I'm running TheBlokes wizard-vicuna-13b-superhot-8k.ggmlv3 with 4-bit quantization on a Ryzen 5 that's probably older than OPs laptop.
I get around 5 tokens a second using the webui that comes with oogabooga using default settings. If I understand correctly, this does not get me 8k context length yet, because oogabooga doesn't have NTK-aware scaled RoPE implemented yet.
Using the same model with the newest kobold.cpp release should provide 8k context, but runs significantly slower.
Note that this model is great at creative writing, and sounding smart when talking about tech stuff, but it sucks horribly at stuff like logic puzzles or (re-)producing factually correct in-depth answers about any topic I'm an expert in. Still at least an order of magnitude below GPT4.
The model is also uncensored, which is amusing after using GPT4. It will happily elaborate on how to mix explosives and it has a dirty mouth.
Interestingly, the model speaks at least half a dozen languages much better than I do, and is proficient at translating between them (far worse than deepL, of course). Which is mindblowing for a 8GByte binary. It's actual black magic.
"Note that this model is great at creative writing"
Could you elaorate on what you mean by that, like, are you telling it to write you a short story and it does a good job? My experiments with using these models for creative writing have not been particularly inspiring.
Yes, having the model write an entire short story or chapter is not very good. It excels if you interact closely with it.
I tested it to create NPCs for fantasy role playing games. I think its the primary reason cobold.cpp exists (hence the name).
You give it a (ideally long, detailed) prompt describing the character traits of the NPCs you want, and maybe even add back and forth dialogue with other characters to the prompt.
And then you just talk to those characters in the scene you set.
There's also "story mode", where you and the model take turns writing a complete story, not only dialogue. So both of you can also provide exposition and events, and the model usually only creates ~10 sentences at a time.
There's communities online providing extremely complex starting prompts and objectives (escape prison, assassin someone at a party and get away, ect.) for the player, and for me, the antagonistic ones (the models has control over NPCs that don't like you) are surprisingly fun.
Note that one of the main drivers of having uncensored open source LLMs is people wanting to role-play erotica with the model. That's why the model that first had scaled RoPE for 8k context length is called "superhot" - and the reason it has 8K context is that people wanted to roleplay longer scenes.

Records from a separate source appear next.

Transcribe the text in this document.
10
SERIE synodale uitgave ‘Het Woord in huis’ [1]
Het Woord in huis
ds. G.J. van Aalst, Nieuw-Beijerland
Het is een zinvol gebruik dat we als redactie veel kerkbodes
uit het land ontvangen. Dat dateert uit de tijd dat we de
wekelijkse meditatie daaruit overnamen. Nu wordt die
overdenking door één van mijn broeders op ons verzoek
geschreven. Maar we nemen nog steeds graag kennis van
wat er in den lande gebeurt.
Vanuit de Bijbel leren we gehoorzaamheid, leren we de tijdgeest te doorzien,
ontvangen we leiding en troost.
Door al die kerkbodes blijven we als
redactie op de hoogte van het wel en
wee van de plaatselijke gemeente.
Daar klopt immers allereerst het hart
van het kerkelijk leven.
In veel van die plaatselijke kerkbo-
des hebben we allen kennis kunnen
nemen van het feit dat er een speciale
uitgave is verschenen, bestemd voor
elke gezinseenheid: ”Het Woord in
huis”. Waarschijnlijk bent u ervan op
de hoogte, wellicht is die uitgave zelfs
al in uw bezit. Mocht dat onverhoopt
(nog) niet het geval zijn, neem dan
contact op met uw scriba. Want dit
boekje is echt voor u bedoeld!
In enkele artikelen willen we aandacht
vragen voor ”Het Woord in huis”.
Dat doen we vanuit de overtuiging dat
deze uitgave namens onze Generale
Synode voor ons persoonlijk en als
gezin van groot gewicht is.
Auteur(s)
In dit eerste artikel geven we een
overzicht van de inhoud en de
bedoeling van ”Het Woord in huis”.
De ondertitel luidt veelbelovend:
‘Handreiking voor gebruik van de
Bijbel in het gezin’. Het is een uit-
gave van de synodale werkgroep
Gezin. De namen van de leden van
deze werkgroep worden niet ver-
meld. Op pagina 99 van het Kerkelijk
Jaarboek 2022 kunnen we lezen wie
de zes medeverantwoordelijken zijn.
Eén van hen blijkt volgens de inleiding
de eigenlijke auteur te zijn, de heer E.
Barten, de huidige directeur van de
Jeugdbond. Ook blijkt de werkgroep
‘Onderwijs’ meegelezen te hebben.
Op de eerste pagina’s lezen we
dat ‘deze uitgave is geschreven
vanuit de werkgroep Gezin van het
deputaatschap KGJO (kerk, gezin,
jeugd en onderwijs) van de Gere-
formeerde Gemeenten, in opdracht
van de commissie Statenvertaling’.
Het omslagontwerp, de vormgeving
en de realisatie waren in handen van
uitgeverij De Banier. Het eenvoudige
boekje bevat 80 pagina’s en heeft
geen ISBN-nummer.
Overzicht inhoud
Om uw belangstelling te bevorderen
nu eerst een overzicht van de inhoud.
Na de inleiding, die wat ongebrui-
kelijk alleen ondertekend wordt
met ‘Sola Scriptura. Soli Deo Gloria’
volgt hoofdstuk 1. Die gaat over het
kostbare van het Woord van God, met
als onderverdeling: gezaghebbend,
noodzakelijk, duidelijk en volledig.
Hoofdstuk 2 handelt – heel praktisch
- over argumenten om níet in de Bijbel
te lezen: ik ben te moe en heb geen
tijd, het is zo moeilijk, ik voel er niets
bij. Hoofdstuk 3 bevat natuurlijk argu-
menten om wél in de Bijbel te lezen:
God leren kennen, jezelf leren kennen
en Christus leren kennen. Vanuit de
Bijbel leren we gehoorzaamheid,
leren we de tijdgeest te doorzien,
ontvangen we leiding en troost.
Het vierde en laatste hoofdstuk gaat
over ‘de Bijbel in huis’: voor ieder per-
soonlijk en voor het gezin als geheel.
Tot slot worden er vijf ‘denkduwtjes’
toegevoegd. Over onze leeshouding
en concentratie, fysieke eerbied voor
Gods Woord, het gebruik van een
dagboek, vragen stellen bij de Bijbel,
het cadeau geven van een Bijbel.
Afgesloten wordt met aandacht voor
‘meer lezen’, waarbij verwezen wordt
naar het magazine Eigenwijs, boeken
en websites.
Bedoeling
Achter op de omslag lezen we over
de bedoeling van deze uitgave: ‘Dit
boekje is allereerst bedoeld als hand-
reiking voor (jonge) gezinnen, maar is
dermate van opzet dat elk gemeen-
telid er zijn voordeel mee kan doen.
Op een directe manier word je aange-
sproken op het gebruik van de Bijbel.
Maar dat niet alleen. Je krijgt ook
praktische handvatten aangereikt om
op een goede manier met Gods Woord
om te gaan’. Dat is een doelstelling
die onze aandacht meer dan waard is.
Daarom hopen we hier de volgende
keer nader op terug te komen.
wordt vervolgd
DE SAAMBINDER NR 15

This is a exactly a case in point why people decide to pay OpenAI instead of rolling their own. I'm non-technical but have setup an image gen app based custom SD model using diffusers, so not entirely clueless.
But for LLM I have no where idea where to start quickly. Finding a model on a leaderboard, download and setup then customising it and benchmarking is way too much time for me, I'll just pay for GPT4 if ever need to instead of chasing and troubleshooting to get some magical result. It'll be easier in the future I'm sure when an open model merges as the SD1.5 of LLM
Here is a short test of a 7B 4bit model on an intel 8350U laptop with no AMD/Nvidia GPU.
On that laptop CPU from 2017, using a copy of llama.cpp I compiled 2 days ago (just "make", no special options, no BLAS, etc):
./main -m models/WizardLM-7B-uncensored.ggmlv3.q4_0.bin -n 128 -s 99 -p "A short test for Hacker News:"
llama_print_timings: sample time = 19.12 ms / 36 runs ( 0.53 ms per token, 1882.65 tokens per second)
llama_print_timings: prompt eval time = 886.82 ms / 9 tokens ( 98.54 ms per token, 10.15 tokens per second)
llama_print_timings: eval time = 5507.31 ms / 35 runs ( 157.35 ms per token, 6.36 tokens per second)
and a second run:
./main -m models/WizardLM-7B-uncensored.ggmlv3.q4_0.bin -n 128 -s 99 -p "Sherlock Holmes favorite dinner was "
llama_print_timings: sample time = 54.37 ms / 102 runs ( 0.53 ms per token, 1875.93 tokens per second)
llama_print_timings: prompt eval time = 876.94 ms / 9 tokens ( 97.44 ms per token, 10.26 tokens per second)
llama_print_timings: eval time = 16057.95 ms / 101 runs ( 158.99 ms per token, 6.29 tokens per second)
at 158ms per token, if we guess a word is 2.5 tokens, then that's 151 words per minute, much faster than most people can type. On a $250 laptop. Isn't the future neat?
Like, not vaguely hand wavey stuff, specifically, what model and what inference code?
I get nothing like that performance for the 7B models, forget the larger models, using llama.cpp on a pc without an nvidia GPU.